Freeman was arrested at his Dublin home in May 2019 on a warrant issued through US authorities. Following his arrest, the hacker handed over stolen Bitcoin worth $2,187,977 to Gardaí the Irish police.

Freeman, of Dun Laoghaire, pleaded responsible to stealing cryptocurrency, dishonestly running a PC to make a gain, and knowingly engaging in the possession of the proceeds of crime. In November 2020, the 21-year-old was sentenced to three months in jail minus one month served in custody by Judge Martin Nolan in Dublin Circuit Criminal Court.

The US had requested Freeman to be surrendered and extradited to the United States to face charges of one count of conspiracy to commit wire fraud, 4 counts of aiding and abetting wire fraud, and 4 counts of aiding and abetting aggravated identification theft.

US authorities alleged that Freeman used to be a member of an equipped online crook gang known as The Community that conspired to steal from targets they picked out on social media.

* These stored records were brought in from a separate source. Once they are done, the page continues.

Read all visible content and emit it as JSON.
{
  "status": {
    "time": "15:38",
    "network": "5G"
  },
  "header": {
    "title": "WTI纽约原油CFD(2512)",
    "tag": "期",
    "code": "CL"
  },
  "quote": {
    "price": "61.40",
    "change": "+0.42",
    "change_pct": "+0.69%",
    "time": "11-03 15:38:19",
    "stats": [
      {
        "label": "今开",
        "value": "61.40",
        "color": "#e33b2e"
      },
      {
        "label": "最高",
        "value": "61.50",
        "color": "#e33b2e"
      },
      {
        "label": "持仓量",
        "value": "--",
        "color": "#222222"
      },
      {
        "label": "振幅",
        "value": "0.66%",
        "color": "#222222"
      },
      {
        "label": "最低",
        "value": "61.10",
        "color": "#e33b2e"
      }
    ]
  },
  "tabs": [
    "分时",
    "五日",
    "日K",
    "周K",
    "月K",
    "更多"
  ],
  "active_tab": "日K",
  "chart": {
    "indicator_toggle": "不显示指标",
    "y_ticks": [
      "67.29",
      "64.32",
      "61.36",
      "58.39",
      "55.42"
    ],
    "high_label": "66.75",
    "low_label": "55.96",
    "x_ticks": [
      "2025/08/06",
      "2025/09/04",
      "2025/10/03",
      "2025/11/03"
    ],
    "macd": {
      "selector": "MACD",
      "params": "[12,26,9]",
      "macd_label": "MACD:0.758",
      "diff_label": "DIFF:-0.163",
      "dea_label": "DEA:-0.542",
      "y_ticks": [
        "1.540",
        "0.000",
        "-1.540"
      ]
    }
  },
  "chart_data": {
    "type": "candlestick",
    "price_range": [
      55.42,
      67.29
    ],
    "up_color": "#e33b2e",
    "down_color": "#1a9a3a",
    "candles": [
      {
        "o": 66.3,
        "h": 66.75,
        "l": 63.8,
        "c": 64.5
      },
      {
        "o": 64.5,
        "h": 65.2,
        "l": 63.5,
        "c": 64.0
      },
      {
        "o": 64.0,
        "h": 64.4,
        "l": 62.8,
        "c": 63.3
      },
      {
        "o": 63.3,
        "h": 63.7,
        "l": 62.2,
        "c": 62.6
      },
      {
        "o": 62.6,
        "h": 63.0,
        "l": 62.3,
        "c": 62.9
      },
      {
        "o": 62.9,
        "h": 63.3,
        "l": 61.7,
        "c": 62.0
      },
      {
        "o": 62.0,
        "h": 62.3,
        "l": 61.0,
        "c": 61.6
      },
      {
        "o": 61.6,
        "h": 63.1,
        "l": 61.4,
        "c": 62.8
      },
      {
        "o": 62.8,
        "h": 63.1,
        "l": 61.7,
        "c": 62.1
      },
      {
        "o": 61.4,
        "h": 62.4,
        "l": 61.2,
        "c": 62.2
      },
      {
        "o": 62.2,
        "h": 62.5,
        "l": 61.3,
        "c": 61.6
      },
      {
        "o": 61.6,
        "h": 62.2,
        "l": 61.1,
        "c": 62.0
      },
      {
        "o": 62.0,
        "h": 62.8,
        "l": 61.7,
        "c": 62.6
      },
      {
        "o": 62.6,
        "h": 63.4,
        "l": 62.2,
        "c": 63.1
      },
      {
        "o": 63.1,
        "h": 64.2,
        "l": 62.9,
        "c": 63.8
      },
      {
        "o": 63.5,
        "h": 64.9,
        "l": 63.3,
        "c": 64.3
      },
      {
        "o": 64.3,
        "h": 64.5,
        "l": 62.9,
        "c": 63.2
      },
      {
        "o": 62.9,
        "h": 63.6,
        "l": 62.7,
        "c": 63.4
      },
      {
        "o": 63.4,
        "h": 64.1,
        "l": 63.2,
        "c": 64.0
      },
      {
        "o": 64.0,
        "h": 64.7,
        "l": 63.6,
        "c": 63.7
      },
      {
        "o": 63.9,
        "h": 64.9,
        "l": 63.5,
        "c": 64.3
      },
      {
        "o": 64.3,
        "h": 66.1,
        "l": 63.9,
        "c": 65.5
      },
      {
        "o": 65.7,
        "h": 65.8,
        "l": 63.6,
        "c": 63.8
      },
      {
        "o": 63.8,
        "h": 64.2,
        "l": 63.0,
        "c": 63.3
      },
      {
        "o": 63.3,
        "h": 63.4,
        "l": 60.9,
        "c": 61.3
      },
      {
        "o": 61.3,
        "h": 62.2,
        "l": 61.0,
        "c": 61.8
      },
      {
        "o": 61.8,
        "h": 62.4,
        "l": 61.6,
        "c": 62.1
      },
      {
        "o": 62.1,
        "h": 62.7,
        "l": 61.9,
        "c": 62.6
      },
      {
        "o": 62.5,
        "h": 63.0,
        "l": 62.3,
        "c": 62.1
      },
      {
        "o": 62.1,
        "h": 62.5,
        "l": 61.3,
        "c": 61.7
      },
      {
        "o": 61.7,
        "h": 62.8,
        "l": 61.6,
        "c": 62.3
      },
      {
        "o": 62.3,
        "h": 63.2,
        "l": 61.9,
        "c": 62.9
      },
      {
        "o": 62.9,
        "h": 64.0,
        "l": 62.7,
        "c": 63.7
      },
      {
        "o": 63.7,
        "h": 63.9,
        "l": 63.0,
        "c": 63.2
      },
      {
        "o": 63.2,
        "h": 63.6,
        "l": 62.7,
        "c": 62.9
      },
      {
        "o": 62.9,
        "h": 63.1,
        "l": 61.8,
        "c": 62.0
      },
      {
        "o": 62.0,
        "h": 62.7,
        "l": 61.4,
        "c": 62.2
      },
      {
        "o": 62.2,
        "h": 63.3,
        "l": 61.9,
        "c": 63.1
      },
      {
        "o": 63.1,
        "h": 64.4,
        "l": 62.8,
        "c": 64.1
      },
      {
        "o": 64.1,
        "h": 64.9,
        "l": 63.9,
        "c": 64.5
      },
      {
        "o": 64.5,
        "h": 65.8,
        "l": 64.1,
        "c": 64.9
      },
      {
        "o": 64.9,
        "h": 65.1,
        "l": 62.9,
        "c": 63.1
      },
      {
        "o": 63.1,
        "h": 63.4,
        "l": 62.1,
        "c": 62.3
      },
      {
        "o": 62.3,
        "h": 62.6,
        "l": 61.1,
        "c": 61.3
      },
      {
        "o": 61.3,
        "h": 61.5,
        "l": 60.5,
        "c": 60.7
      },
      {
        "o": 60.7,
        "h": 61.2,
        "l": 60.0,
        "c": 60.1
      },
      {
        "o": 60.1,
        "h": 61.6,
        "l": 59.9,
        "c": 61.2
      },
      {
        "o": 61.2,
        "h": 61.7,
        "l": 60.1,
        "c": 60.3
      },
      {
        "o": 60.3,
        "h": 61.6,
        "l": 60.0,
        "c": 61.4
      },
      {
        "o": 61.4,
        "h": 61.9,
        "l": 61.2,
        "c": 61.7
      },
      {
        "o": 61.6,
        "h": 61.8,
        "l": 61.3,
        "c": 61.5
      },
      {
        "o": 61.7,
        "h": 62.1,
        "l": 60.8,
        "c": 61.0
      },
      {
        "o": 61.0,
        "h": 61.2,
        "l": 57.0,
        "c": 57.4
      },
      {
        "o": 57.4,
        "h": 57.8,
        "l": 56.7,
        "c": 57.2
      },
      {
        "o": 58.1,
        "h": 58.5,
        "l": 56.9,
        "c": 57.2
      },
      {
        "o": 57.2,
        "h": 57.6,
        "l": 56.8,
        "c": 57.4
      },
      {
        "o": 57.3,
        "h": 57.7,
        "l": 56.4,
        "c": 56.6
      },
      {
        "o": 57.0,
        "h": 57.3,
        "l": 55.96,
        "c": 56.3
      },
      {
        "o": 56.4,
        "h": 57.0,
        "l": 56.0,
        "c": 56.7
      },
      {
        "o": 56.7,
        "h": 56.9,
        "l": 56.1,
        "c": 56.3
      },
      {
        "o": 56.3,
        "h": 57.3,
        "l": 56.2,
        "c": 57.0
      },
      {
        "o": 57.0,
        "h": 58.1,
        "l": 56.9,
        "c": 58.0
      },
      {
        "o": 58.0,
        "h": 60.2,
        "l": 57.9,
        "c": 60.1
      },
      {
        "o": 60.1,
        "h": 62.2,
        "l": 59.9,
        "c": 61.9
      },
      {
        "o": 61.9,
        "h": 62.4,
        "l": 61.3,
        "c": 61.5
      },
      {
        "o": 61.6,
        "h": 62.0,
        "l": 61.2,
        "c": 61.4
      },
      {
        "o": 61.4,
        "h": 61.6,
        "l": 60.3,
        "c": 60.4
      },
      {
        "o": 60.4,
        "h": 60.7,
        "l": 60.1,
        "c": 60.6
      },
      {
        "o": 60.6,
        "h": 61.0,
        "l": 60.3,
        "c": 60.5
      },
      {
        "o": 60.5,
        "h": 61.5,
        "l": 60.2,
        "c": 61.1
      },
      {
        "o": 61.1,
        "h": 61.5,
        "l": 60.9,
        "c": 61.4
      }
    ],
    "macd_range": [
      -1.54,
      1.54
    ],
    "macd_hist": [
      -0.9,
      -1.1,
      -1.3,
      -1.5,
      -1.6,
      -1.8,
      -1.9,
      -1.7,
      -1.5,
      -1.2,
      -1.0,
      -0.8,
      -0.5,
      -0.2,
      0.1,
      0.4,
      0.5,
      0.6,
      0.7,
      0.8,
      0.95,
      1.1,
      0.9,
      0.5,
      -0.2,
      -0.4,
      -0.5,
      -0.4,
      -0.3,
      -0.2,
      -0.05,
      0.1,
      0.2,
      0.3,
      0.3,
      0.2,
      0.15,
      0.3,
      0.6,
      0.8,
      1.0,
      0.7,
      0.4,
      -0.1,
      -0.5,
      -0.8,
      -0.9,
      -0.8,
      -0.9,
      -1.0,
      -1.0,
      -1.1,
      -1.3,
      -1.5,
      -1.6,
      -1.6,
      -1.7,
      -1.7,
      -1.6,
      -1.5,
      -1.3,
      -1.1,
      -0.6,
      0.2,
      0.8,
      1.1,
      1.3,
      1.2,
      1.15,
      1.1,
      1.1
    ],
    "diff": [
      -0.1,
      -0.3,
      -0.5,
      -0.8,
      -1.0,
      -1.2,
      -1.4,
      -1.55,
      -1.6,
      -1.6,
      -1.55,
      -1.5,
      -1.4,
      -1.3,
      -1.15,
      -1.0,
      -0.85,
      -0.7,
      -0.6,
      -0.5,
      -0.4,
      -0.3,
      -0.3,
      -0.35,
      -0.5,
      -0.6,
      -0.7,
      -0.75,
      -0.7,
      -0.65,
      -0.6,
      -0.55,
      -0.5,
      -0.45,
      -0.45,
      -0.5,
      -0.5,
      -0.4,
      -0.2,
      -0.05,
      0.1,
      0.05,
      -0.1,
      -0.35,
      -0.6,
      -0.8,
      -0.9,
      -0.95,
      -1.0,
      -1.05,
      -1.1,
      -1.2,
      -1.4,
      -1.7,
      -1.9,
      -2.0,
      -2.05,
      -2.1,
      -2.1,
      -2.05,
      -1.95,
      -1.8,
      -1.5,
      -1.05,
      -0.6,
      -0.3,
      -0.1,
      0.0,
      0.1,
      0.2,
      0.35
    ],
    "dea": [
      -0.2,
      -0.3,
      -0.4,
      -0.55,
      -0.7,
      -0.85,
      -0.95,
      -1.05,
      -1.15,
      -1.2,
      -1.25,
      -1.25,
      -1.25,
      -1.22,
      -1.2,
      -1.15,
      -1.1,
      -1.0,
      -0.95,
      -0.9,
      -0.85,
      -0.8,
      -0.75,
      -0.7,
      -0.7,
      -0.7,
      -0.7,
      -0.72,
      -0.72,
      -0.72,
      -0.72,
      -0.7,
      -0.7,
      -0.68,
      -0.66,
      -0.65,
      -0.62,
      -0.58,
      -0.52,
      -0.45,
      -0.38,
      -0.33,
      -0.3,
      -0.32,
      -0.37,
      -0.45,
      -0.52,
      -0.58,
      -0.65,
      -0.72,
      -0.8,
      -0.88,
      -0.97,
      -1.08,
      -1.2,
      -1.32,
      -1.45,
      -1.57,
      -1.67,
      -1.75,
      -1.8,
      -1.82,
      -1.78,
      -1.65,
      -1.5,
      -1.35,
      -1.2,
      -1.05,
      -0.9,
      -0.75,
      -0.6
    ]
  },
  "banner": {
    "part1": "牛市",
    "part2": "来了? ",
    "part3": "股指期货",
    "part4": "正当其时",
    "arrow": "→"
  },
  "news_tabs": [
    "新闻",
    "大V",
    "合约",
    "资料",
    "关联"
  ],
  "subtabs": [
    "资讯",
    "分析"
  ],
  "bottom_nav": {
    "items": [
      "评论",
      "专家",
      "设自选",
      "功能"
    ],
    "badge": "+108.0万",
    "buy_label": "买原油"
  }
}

The gang used SIM-swapping to gain control of a victim’s smartphone number, leveraging it to gain access into their digital wallets.

A member of The Community, arrested in Michigan in May 2018, gave US authorities access to his computers. The member’s online chat data revealed an individual calling himself Conor was involved in the thefts.

IP addresses used by this Conor have been linked to an Irish cellular smartphone and residential net provider carriers used by Conor Freeman.

The High Court heard this morning that following his conviction in Ireland, the United States was no longer seeking to prosecute Freeman, who had no prior convictions.

Had Freeman been convicted in the US on all counts, the Dubliner should have been sentenced to a most of 108 years at the back of bars.